Geçenlerde bir vesileyle kulağıma çalınan bu mısra, içimde derin bir yankı uyandırdı. Çünkü biliyorum ki insanın içinden yükselen bu mısra, sadece bir dervişin iç sesi değil; her çağda, her toplumda, hakikati söyleme sorumluluğunu hisseden herkesin yüreğinden kopup gelen bir çığlıktır. Yunus burada bize, çok yalın ama çok derin bir ikilem sunar: Susup baş ağrısız ama ot gibi yaşamak mı, yoksa konuşup içeride diri kalmak mı?
İnsanın önüne bazen öyle anlar gelir ki, söz artık sadece ses değildir; vicdanın nefesi hâline gelir. O nefesi kestiğinizde, bedenen yaşamaya devam edebilirsiniz ama içinizdeki insan yavaş yavaş ölür.
“Söyleme” derler…
Söyleme ki başına iş gelmesin.
Söyleme ki düzen bozulmasın.
Söyleme ki konumun, rahatın, menfaatin sarsılmasın…
Peki ya insanın asıl değeri, tam da o “söyleme” denilen yerde doğruyu söyleme cesaretinde saklıysa?
Yunus’un “Ben söylemeyince ölürüm” demesi, bir meydan okuma olduğu kadar bir itiraftır da:
“Benim varlık sebebim hakikati dile getirmektir; sustuğumda ben, ben olmaktan çıkarım.”
“Özgürlüğün en büyük engeli hâlinden memnun kölelerdir” ifadesi, işte bu noktada Yunus’un sözünü çağrıştırıyor. Çünkü:
– Bir yanda konuşma sorumluluğunu hisseden vicdan var,
– Öte yanda ise “Bana dokunmayan yılan bin yaşasın” anlayışıyla adaletsizliği, zorbalığı, haksızlığı “kader” diye kabul eden suskun kalabalıklar…

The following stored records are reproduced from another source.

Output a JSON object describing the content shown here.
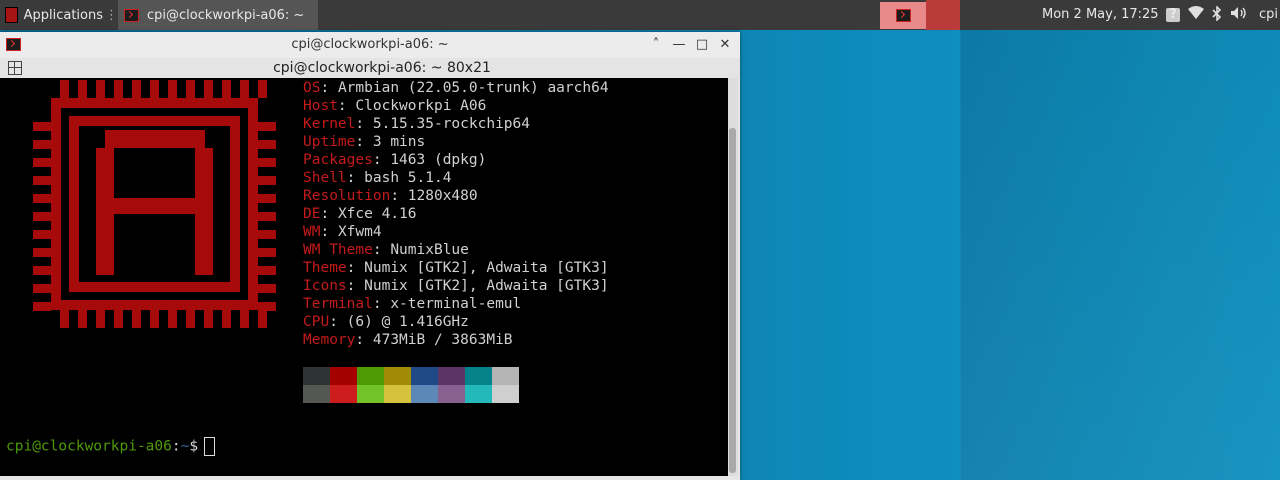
{
  "panel": {
    "applications_label": "Applications",
    "task_title": "cpi@clockworkpi-a06: ~",
    "clock": "Mon  2 May, 17:25",
    "user": "cpi"
  },
  "window": {
    "title": "cpi@clockworkpi-a06: ~",
    "tab_title": "cpi@clockworkpi-a06: ~ 80x21",
    "controls": {
      "up": "˄",
      "minimize": "—",
      "maximize": "□",
      "close": "✕"
    }
  },
  "sysinfo": [
    {
      "key": "OS",
      "value": "Armbian (22.05.0-trunk) aarch64"
    },
    {
      "key": "Host",
      "value": "Clockworkpi A06"
    },
    {
      "key": "Kernel",
      "value": "5.15.35-rockchip64"
    },
    {
      "key": "Uptime",
      "value": "3 mins"
    },
    {
      "key": "Packages",
      "value": "1463 (dpkg)"
    },
    {
      "key": "Shell",
      "value": "bash 5.1.4"
    },
    {
      "key": "Resolution",
      "value": "1280x480"
    },
    {
      "key": "DE",
      "value": "Xfce 4.16"
    },
    {
      "key": "WM",
      "value": "Xfwm4"
    },
    {
      "key": "WM Theme",
      "value": "NumixBlue"
    },
    {
      "key": "Theme",
      "value": "Numix [GTK2], Adwaita [GTK3]"
    },
    {
      "key": "Icons",
      "value": "Numix [GTK2], Adwaita [GTK3]"
    },
    {
      "key": "Terminal",
      "value": "x-terminal-emul"
    },
    {
      "key": "CPU",
      "value": "(6) @ 1.416GHz"
    },
    {
      "key": "Memory",
      "value": "473MiB / 3863MiB"
    }
  ],
  "palette": {
    "row1": [
      "#2e3436",
      "#a40000",
      "#4e9a06",
      "#a18a06",
      "#204a87",
      "#5c3566",
      "#06828a",
      "#b4b4b4"
    ],
    "row2": [
      "#555753",
      "#cc1c1c",
      "#73c22a",
      "#d6c23c",
      "#5c88b8",
      "#8a6090",
      "#24b8bb",
      "#cfcfcf"
    ]
  },
  "prompt": {
    "user_host": "cpi@clockworkpi-a06",
    "sep": ":",
    "path": "~",
    "symbol": "$"
  },
  "logo_color": "#a60a0a",
  "tray_icons": [
    "help-icon",
    "wifi-icon",
    "bluetooth-icon",
    "volume-icon"
  ]
}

İnsanı yalnızca zorbalık köleleştirmez; korku, alışkanlık, menfaat ve konfor da onu görünmez zincirlerle bağlar. Sonra o zincire alışan insan, kendini “hâlinden memnun köle” olarak bulur.
Yunus’un itirazı da bunadır.
Hakikat, söylenmediği yerde ölür; hakikati söylemeyen insan da kendi içinde eksilir, küçülür, insanlığını kaybeder.
İnanç sahibi olmak, sadece belli ritüelleri yerine getirmek değildir; aynı zamanda hakikate sadakat demektir. Sadakatin en ağır imtihanı da çoğu zaman sözün bedeli üzerinden olur.
Yalanın, ikiyüzlülüğün, suskunluğun normalleştiği yerde, mazlumun sesi kısılır, güçlünün zulmü büyür.
İşte bu yüzden, hakikati bilenin susması, bilmeyenin yanılmasından daha ağır bir vebaldir.
Yunus’un mısraında saklı soru aslında şudur:
“Ben hakikati bilirken, sırf başıma iş gelmesin diye susarsam, bu hayat benim için ne kadar anlamlıdır?”
Elbette “söylemek”ten kasıt, rastgele bağırmak değildir.
Hakikati söylemenin de mutlaka bir adabı, bir ölçüsü vardır. Hakikati söylemek, bir üstünlük gösterisi de değildir; kendini de içine alan bir muhasebe çağrısıdır.
“Söyleme” diyenler çağında “söylemek”…
Bugünün dünyasında da “söyleme” diyen sesler çok güçlü:
“Sorgulama.”
“Sistem böyle, değiştiremezsin.”
“İşine bak, gerisine karışma.”
Bazen bu sesler dışarıdan gelir; bazen de insanın kendi içinden yükselir: korku, yorgunluk, yılgınlık…
Tam da burada Yunus’un mısrası yeniden ışık tutar:
“Behey Yunus, söyleme derler /
Ya ben öleyim mi söylemeyince.”
Bu, sadece bir dervişin veya şairin isyanı değil, insanın kendine sadık kalma çabasıdır. Çünkü insan, vicdanını susturdukça, dışarıda yaşar görünse de içeriden tükenir.
Söylemek, anlamlı bir hayatın bedelidir.
Söylemeyince yaşadığın hayat, senin için gerçekten hayat mıdır?
Sen yanmazsan, ben yanmazsam; bu karanlık nasıl aydınlanacak?